The U.S. Nuclear Regulatory Commission has launched a special investigation at one of TVA's nuclear power plants after a high dose of radiation was detected in a body of water at the plant site.
A diver received a dose alarm during underwater work recently at TVA's Browns Ferry Nuclear Plant in Alabama, according to a NRC report of the incident. When the diver approached the equipment pit wall near the pool used to hold used nuclear fuel at the Unit 1 reactor, an electronic dose rate alarm sounded, indicating elevated levels of radiation.
"Upon receiving the alarm, the diver immediately left the pit and his unintended dose did not exceed regulatory limits," the NRC said in a report of the radiation problem.

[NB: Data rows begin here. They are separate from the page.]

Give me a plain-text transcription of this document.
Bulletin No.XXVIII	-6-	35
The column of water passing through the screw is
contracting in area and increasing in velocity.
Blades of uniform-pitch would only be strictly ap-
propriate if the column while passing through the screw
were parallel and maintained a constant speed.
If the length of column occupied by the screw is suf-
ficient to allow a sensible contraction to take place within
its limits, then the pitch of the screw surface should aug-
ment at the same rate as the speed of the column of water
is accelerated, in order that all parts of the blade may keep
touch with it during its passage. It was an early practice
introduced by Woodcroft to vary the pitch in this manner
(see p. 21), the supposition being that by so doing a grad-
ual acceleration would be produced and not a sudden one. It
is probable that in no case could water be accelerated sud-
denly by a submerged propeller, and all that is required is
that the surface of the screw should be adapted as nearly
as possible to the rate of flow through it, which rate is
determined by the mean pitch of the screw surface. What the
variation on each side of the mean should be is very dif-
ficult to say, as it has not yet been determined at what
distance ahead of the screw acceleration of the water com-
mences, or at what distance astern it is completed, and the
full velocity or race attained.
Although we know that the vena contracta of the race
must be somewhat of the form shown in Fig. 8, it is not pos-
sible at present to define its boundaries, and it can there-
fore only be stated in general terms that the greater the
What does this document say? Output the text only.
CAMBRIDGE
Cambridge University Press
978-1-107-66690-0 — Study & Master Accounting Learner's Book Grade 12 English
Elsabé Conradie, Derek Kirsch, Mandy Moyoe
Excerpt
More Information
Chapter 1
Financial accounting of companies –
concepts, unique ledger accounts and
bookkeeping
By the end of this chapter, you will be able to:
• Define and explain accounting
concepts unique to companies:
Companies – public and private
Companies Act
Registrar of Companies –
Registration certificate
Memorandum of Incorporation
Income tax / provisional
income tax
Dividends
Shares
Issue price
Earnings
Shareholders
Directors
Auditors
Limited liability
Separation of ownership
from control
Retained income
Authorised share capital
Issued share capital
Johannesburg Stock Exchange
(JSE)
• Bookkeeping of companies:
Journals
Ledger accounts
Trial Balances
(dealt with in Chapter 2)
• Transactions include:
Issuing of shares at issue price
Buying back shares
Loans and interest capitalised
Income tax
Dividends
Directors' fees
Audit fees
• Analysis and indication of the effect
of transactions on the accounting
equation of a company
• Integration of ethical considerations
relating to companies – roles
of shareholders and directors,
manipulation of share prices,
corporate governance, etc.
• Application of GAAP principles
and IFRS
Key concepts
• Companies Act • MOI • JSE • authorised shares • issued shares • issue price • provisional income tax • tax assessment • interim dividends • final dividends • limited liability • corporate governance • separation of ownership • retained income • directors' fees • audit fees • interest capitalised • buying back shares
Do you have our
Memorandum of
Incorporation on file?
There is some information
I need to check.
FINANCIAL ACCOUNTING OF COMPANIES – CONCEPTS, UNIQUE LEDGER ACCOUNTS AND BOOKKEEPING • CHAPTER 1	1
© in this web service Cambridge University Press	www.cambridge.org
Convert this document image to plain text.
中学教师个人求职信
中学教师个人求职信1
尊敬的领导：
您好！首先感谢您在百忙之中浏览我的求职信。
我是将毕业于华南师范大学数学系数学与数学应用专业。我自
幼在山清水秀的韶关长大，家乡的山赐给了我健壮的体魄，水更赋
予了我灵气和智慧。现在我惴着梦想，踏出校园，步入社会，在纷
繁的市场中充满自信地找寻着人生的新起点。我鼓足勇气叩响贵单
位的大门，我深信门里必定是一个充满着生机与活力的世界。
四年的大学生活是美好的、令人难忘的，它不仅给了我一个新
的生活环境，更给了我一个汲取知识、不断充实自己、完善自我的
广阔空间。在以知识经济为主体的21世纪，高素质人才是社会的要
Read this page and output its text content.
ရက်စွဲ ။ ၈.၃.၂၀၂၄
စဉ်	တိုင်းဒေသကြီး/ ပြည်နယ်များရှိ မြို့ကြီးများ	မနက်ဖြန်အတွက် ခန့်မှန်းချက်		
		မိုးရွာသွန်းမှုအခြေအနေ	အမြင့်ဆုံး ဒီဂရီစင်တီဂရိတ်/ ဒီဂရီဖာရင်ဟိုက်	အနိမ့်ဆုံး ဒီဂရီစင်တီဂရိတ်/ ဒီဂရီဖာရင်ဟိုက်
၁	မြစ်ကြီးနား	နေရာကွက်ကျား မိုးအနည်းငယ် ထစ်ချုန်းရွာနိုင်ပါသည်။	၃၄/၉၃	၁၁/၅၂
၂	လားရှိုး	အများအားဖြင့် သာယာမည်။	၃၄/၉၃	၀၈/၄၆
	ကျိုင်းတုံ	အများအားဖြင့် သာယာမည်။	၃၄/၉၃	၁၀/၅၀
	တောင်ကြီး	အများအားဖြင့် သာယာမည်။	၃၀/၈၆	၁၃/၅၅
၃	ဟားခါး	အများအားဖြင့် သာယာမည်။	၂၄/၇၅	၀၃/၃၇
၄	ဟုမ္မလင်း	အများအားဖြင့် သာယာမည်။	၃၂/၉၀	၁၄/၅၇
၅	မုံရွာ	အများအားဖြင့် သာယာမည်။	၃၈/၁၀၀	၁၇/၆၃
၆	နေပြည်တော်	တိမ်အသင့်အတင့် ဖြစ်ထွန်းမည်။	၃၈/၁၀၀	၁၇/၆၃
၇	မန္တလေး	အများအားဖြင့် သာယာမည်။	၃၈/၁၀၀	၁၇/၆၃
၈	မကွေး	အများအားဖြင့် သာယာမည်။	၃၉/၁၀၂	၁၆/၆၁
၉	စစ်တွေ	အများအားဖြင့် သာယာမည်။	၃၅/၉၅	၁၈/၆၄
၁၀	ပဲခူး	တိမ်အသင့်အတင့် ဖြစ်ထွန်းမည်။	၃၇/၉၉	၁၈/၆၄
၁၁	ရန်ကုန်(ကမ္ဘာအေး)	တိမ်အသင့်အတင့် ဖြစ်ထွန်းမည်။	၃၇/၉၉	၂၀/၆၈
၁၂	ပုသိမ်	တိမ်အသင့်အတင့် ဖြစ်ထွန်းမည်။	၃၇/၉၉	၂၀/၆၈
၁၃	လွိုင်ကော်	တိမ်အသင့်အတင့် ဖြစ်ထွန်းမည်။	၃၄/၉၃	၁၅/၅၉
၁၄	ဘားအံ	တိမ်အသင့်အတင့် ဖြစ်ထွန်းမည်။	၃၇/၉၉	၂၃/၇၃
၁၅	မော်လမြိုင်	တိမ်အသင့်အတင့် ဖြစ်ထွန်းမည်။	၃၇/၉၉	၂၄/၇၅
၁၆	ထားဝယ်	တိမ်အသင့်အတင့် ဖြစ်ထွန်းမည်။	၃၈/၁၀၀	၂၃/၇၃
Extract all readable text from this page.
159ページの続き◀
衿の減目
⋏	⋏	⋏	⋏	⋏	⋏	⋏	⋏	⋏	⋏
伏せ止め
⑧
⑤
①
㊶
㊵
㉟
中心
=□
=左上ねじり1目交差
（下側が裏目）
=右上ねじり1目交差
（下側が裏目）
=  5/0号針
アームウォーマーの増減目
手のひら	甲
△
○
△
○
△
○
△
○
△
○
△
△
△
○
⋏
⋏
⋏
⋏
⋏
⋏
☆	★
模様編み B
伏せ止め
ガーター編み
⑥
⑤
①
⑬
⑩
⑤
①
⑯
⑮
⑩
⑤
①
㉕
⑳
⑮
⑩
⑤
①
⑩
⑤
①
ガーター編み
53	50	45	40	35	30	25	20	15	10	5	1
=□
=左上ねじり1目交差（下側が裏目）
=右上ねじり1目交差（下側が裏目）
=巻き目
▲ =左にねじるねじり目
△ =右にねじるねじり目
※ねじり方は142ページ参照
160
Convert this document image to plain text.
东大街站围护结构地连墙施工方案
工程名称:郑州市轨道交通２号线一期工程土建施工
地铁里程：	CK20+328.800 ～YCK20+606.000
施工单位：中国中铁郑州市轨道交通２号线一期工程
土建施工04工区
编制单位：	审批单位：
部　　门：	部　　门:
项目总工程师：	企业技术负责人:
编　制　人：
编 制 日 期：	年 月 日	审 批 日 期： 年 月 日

TVA later determined that a basket of used filters had been moved from the spent fuel pool into a position near the equipment wall, and this was not communicated to the next shift. TVA spokesperson Malinda Hunter said there was no risk and or excessive radiation exposure for the diver or radiation releases that endangered the public.
"We are independently performing a detailed review and causal analysis of the issue," she said today. "All safety equipment worked as designed and there were no safety concerns for the public or plant personnel."
According to the NRC, a two-person inspection team would identify the circumstances surrounding the event and how the TVA responded to the alarm. The on site portion of the investigation was expected to take several days, and a report documenting the findings would likely be issued in about six weeks.